If I could make this situation ideal for me, X could date A, I could hook up with B (or better yet, have a boyfriend outside of the group), and the rest of us would have romantic and sexual adventures elsewhere. Which of course is selfish. But I just want friends with whom I feel no pressure, competition, or jealousy. In fact I would forgo all pursuit of sexual activity with B if I could have this.

This is putting me and my friends on edge, Auntie. I’m sorry this was so long-winded but I needed to do the complaint justice. Many of us are graduating this year, so that would solve the problem in one way, but it would be grand if we didn’t have to end on any weird feelings. We really do love each other platonically when it comes down to it. It’s a lot of guesswork and inference, but everything I’ve told you, I know to be true. Please help in any way you can!

Well, for starters—although this is not technically helpful in the way you’re probably hoping for—Auntie SparkNotes is duty-bound to point out that a thing which you can only conclude based on guesswork and inference is by definition not a thing you know to be true. That’s, like, the opposite of what the word “know” means. But whatever. The more important thing is that despite your best efforts (and mine—I even drew a diagram!), I still can’t figure out how on earth the loyalties, lustings and romantic entanglements of your friends have anything to do with you.

And I’m pretty sure that’s because they don’t.

Which is where you problem begins and ends, Sparkler. Yes, it makes things complicated when certain people within a group of friends have romantic/sexy feelings for each other, and yes, things get even more complicated when other people have feelings in conflict with those feelings. But this is the kind of complicated that happens all the time. It’s a normal, natural, expected part of human relationships, that when you have a group of people who like each other, you also have this sort of alphabet soup of interpersonal intrigues between individual group members.

And as you yourself have pointed out, there’s nothing to be done about that. You can’t stop your friends from feeling what they feel; you can’t dictate the yearnings of other people’s hearts, or hormones.

So when you say that you want friends with whom you don’t feel competitive and jealous? Of course you do, and that’s fine. But if that’s what you want, then it’s not your friends’ responsibility to stop hooking up with and/or crushing on each other, just so that you can stop feeling angsty about their crushes and hookups.

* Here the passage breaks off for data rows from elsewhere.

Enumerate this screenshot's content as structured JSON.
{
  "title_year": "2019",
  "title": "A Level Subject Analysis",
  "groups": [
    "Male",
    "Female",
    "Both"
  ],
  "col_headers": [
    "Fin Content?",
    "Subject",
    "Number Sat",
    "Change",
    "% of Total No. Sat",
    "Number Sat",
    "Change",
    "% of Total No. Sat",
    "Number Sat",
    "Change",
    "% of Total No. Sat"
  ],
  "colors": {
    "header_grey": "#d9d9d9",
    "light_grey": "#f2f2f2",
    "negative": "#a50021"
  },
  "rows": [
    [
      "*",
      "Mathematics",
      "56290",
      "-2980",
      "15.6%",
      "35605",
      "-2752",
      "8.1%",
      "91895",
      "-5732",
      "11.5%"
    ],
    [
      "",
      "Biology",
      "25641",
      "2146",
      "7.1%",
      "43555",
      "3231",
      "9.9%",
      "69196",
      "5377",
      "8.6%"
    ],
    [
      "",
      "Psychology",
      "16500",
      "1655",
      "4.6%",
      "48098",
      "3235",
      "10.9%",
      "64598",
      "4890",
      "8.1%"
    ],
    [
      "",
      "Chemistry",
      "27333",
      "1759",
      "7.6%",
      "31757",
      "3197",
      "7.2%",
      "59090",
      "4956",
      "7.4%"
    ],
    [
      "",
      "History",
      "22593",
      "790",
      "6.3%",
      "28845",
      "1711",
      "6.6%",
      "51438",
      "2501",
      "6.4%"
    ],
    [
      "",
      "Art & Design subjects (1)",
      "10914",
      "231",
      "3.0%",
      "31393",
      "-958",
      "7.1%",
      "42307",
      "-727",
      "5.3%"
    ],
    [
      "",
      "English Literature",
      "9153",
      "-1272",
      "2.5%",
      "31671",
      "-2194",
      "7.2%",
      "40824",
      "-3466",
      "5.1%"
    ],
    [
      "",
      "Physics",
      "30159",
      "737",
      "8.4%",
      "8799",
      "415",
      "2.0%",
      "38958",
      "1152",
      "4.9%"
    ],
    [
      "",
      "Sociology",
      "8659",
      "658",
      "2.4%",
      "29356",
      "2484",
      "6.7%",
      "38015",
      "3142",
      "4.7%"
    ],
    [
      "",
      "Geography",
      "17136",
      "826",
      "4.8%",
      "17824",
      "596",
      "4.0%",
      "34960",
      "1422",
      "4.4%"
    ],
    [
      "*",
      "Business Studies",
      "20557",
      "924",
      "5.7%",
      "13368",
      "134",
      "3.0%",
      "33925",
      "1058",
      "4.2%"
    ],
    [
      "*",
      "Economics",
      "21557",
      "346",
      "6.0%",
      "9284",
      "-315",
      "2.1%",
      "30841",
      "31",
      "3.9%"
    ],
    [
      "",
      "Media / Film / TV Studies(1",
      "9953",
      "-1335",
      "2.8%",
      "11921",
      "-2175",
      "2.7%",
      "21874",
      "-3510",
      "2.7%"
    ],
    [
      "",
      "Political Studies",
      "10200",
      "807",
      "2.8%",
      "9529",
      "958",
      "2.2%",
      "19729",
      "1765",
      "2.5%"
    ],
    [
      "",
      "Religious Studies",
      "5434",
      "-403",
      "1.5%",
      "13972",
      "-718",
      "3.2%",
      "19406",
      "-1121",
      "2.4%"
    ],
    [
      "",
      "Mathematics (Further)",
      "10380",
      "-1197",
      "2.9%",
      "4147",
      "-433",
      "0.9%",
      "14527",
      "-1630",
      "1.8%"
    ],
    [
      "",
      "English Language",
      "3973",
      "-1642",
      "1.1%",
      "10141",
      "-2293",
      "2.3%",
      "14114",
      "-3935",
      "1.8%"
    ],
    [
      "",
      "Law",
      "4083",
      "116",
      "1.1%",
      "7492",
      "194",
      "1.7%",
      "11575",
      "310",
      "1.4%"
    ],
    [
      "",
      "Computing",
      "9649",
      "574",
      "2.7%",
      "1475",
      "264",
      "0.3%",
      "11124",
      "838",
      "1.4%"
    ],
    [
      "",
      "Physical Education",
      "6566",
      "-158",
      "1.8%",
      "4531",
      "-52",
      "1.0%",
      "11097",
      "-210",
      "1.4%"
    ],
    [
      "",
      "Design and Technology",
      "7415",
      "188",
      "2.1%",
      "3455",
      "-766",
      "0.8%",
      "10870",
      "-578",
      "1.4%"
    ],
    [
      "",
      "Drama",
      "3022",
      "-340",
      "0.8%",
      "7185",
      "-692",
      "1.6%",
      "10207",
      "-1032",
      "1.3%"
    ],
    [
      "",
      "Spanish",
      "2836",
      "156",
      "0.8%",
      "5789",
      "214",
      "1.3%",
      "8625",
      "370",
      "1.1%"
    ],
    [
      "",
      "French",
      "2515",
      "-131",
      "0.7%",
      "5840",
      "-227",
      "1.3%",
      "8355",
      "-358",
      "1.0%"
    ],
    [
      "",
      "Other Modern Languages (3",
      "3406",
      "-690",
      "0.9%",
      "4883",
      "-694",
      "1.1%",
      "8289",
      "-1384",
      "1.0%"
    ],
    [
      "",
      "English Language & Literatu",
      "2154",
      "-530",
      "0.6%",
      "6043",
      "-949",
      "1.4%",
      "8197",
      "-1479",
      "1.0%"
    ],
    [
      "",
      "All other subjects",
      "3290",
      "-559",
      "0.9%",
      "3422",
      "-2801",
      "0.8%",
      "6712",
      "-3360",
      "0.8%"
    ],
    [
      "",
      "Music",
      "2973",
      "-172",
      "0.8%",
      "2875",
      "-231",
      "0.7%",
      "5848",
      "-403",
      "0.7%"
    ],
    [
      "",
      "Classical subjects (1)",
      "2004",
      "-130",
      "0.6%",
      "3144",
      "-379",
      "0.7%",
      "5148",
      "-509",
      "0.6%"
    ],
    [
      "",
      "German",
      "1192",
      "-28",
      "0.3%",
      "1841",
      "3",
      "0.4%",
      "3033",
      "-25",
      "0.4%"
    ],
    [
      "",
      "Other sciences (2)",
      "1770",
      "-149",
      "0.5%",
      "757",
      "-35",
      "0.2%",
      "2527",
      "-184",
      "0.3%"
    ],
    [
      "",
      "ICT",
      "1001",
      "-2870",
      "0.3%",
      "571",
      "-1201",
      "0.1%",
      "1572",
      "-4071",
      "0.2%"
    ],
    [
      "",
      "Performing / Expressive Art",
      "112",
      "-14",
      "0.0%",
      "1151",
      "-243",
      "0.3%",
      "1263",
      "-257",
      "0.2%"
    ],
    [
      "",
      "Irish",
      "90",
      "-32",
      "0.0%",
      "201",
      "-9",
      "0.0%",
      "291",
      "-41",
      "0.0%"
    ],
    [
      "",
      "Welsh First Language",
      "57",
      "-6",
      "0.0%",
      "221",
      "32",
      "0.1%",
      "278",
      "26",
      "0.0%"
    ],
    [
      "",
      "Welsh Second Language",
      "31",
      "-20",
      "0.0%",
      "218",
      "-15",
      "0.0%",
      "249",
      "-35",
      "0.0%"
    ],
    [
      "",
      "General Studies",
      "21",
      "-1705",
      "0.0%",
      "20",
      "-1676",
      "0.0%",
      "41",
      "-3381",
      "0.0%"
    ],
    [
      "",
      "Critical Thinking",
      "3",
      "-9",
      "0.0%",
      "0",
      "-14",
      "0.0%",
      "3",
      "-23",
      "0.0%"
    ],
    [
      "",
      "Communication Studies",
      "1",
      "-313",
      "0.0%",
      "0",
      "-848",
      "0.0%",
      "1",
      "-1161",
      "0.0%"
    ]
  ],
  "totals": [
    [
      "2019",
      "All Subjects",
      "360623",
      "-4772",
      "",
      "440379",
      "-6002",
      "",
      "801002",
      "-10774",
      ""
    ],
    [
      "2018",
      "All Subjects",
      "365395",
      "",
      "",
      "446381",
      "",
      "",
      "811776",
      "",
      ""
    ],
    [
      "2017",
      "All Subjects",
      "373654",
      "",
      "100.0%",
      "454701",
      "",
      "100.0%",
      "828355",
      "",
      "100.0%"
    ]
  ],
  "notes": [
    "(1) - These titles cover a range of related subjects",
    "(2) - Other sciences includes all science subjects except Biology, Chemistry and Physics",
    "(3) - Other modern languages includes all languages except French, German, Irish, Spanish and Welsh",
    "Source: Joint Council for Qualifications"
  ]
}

It’s your responsibility to change how you approach these relationships: to stop letting jealousy get the better of you, to stop treating your friendships like competitions, to stop seeing the guys within your group as prizes to be parceled out to whomever is most worthy, and to stop dreaming of a single solution that will eliminate all the weirdness and tension of a dozen interpersonal dramas in one fell swoop. The girl trying to micromanage her little sister’s love life; the girl who desires the guy who is desired by everyone; the girl who may or may not be planning to make your friend group into her own polyamorous buffet: These are not your problems, and their solutions are not your business. The people involved in these issues are going to have to be the ones to figure them out.

Which means that they also might not figure them out, and things might stay weird—or get weirder, even—before graduation works its magic to eliminate or alter certain parts of your group dynamic. But that’s okay. Your friends don’t have to shape up in order for you to feel better. You can do that all on your own, by changing your perspective. It’s a question of simply refusing to involve yourself in drama that has nothing to do with you. It’s also, secondarily, a question of you choosing not to create drama in situations where it’s not worth it to you.

If you’re not sure how to do the latter, vowing to keep your love life separate from this particular group of friends would be a good place to start.

Especially when the guy you want to hook up with in the group is the same one with a reputation for being a cruel, manipulative douchebag.

Seriously, whatever else you do, you can certainly do better than that loser.